A major institutional bondholder told CNET News.com on Monday afternoon that the creditors' case will hinge on evidence that AT&T lied or mislead Excite@Home stakeholders throughout the bankruptcy proceedings. Creditors insist that AT&T maintained its $307 million bid simply to buy time while the telecommunications giant prepared its own network to pick up 850,000 former Excite@Home customers.
"We haven't filed a suit or anything yet, but we will," said one large institutional bondholder who requested anonymity. "AT&T basically breached their fiduciary responsibility to creditors and shareholders...They basically tried to screw the company. They planned this all months ago."
Representatives for AT&T could not immediately be reached for comment.
Plans for the lawsuit come only hours after AT&T, which has a 79 percent voting interest in Excite@Home, officially rescinded its original offer to purchase Excite@Home's cable assets.
As first reported by CNET News.com, AT&T confirmed Tuesday that it had pulled out of its $307 million bid. AT&T spokeswoman Eileen Connolly said that AT&T executives informed Excite@Home CEO Patti Hart about the bailout late Monday afternoon.
The lawsuit, which the bondholder source said is likely to be filed this week, would also cap a tortured history between Excite@Home's bondholders and the cable companies. Bondholders and creditors strive to maximize the return on their investment, while the cable companies want to minimize the cost of acquiring millions of Excite@Home customers, who pay an average of $46 per month for high-speed Internet access.
Judge's decision changes everything
The Redwood City, Calif.-based high-speed Internet provider filed for Chapter 11 bankruptcy protection on Oct. 1. As part of the deal, AT&T agreed to buy its assets for $307 million.
Almost immediately after Excite@Home filed for bankruptcy, bondholders, unsecured creditors and even some shareholders reacted in anger. They said that the company's assets, which included an optical network and a customer list of 4.1 million people, were worth as much as $1 billion.
But on Friday, a bankruptcy court judge ruled that Excite@Home could renegotiate contracts with its cable partners. For weeks preceding the ruling, the cable companies, including AT&T, Cox Communications, Comcast, Mediacom and others, threatened that such a decision would force them to break the contracts altogether and transfer customers to their own networks.
After contracts expired on Friday at midnight, negotiations between AT&T and Excite@Home broke down. Excite@home terminated service to 850,000 AT&T customers, and AT&T scrambled to get those customers switched to the AT&T Broadband Internet network as quickly as possible.
Like other cable companies, AT&T had been preparing its own network to handle a deluge of new accounts in case Excite@Home collapsed. For weeks, AT&T engineers have been working around the clock so that customers could be switched to AT&T service without disrupting their Internet connections for more than a few days.
As of Tuesday evening, only days after Excite@Home terminated service to AT&T, AT&T said it had transferred about 80 percent of its 850,000 stranded customers to its own AT&T Broadband Internet system. AT&T expects to transfer the remaining customers by the end of the week--far sooner than the two weeks the company had been predicting as recently as last week.

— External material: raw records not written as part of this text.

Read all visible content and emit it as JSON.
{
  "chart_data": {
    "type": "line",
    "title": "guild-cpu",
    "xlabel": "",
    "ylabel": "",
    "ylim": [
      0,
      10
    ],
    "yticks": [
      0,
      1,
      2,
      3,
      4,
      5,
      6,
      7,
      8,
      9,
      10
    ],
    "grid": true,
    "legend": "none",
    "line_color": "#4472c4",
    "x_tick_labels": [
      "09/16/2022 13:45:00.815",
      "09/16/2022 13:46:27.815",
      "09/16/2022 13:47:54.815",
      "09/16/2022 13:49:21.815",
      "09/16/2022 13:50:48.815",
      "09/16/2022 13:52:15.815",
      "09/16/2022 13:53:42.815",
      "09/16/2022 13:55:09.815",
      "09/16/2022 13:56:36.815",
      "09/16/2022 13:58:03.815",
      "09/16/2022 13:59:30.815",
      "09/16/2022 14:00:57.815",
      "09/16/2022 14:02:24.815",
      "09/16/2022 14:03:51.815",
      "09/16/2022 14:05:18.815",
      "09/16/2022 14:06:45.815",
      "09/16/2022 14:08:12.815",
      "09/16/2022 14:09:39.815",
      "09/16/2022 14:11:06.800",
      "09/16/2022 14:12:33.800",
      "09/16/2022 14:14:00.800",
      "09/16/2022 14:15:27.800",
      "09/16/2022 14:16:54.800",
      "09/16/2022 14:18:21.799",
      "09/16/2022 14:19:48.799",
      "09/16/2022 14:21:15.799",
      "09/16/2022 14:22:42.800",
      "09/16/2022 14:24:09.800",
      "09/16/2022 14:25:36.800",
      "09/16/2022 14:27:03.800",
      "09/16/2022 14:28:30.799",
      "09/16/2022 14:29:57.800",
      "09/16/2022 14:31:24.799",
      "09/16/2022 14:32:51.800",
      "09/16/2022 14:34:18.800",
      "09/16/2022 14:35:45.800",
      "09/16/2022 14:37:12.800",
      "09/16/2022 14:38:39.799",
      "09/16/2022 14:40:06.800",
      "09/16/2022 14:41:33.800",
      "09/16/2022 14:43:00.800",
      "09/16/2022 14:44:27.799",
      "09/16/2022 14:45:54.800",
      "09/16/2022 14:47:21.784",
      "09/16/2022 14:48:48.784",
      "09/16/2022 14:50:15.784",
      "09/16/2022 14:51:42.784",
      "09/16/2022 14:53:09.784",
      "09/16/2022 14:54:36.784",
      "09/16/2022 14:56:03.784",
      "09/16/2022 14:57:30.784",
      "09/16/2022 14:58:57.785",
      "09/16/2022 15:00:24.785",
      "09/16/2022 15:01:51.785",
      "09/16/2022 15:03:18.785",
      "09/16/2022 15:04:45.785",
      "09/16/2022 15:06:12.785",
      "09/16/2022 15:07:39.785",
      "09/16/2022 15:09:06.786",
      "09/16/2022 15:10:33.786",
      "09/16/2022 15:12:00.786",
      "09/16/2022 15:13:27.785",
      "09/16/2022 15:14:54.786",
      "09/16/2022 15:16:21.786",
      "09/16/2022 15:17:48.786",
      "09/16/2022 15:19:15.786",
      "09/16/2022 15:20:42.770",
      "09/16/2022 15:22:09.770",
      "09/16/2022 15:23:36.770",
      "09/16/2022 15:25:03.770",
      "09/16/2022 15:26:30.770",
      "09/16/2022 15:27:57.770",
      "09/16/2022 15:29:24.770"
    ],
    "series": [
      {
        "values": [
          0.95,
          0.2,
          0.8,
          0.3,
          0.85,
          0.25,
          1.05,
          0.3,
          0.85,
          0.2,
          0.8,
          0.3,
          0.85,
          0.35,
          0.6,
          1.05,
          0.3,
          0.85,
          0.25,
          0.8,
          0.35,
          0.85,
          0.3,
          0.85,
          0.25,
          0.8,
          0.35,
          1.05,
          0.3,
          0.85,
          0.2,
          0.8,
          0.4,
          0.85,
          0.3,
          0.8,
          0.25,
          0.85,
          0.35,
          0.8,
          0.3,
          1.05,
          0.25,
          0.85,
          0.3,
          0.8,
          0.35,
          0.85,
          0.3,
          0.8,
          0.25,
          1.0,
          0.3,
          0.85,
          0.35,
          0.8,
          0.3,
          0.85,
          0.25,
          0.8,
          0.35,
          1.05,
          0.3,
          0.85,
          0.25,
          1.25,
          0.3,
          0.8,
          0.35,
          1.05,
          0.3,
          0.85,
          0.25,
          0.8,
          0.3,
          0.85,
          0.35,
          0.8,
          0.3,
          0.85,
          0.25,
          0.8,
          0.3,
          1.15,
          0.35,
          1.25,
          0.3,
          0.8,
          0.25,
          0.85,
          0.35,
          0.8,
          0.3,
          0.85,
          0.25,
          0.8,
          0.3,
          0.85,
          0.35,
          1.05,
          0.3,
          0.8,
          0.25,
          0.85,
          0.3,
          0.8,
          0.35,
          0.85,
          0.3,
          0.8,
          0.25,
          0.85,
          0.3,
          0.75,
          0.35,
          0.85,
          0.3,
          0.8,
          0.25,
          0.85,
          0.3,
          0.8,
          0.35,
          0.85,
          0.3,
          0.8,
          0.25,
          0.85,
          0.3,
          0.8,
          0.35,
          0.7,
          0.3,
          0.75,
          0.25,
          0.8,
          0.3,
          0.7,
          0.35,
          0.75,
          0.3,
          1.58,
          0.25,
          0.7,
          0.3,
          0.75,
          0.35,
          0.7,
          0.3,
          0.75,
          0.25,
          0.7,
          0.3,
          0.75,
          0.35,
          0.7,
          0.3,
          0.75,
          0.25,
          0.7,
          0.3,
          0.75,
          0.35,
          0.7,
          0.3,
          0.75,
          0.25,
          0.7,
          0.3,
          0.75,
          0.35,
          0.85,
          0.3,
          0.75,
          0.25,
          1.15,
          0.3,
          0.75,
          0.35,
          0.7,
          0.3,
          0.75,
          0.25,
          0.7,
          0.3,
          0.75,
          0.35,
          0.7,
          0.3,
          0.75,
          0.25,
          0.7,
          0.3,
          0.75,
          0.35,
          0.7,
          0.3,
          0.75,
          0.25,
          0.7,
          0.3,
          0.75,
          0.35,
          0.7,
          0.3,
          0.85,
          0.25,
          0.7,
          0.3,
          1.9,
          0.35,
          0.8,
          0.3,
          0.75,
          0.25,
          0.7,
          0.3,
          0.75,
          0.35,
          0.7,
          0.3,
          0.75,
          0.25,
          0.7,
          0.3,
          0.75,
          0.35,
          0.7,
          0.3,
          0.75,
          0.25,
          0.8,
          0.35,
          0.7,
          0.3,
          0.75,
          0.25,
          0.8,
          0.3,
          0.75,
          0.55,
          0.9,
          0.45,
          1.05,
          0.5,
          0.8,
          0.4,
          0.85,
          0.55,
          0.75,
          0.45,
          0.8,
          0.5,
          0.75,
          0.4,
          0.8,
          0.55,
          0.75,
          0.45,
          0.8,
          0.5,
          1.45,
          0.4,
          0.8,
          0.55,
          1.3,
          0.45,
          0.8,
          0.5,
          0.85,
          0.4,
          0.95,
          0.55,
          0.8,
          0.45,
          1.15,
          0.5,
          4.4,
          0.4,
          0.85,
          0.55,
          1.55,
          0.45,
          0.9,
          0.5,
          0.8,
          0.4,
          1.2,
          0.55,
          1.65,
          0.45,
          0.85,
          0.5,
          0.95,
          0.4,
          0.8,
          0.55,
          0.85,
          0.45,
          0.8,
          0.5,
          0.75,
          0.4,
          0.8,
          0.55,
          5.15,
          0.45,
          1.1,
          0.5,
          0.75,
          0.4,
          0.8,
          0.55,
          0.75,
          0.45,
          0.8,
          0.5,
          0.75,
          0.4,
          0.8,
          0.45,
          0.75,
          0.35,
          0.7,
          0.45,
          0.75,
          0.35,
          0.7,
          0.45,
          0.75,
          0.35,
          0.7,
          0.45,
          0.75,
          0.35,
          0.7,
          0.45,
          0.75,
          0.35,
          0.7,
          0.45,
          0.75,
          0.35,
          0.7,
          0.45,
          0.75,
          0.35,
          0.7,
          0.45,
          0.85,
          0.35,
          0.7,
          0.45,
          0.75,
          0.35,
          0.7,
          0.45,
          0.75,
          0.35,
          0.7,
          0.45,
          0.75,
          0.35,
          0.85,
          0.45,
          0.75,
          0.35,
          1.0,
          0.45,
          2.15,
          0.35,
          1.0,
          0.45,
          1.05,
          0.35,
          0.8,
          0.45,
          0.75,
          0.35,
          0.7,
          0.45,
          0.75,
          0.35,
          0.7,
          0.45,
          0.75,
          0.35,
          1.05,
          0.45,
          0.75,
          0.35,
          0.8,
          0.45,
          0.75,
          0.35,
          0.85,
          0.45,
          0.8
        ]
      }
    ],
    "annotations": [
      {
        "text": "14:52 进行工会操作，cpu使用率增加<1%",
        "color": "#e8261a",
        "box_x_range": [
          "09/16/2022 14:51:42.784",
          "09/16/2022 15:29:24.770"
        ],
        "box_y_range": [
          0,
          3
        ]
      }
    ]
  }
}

Meanwhile, cable partners are forging provisional deals with Excite@Home that will also result in the transfer of millions of customers to independent cable networks. Cox, Comcast, Mediacom, Rogers and other cable companies have all signed three-month deals, during which time Excite@Home will provide service until the cable companies absorb the customers or find them new Internet service providers (ISPs).
The bid's demise, combined with the short-term nature of the cable company contracts, essentially dooms Excite@Home--one of the brightest stars of the late 1990s Internet stock boom. A source close to the company said Monday that it was moving into a "transitioning" phase, during which time the cable companies will assume Excite@Home's assets.
Playing a game of chicken
Although the bondholders say they have reason to be angry at AT&T's withdrawal, they may also be to blame in the Excite@Home morass.
According to numerous sources close to Excite@Home and AT&T, Excite@Home creditors engaged in a dangerous game of chicken with AT&T. They underestimated Ma Bell's resolve and its ability to move customers to its own network, so they lost the game.
The contracts that Excite@Home and the cable companies have negotiated since Saturday require them to pay Excite@Home $355 million for three months of service to customers. Bondholders and other unsecured creditors will receive whatever remains of that $355 million when the company finally folds.
The contracts are worth $48 million more than AT&T's original offer. But the contracts still don't deliver fair returns to the creditors, the bondholder said. They will likely decide in the next several days whether to approve the contracts.
"At the end of the day, there's value for the bondholders. It's just not as much as we thought if AT&T had come up with a higher bid. We did OK," the source said.
A bankruptcy court judge must approve the contracts within 20 days.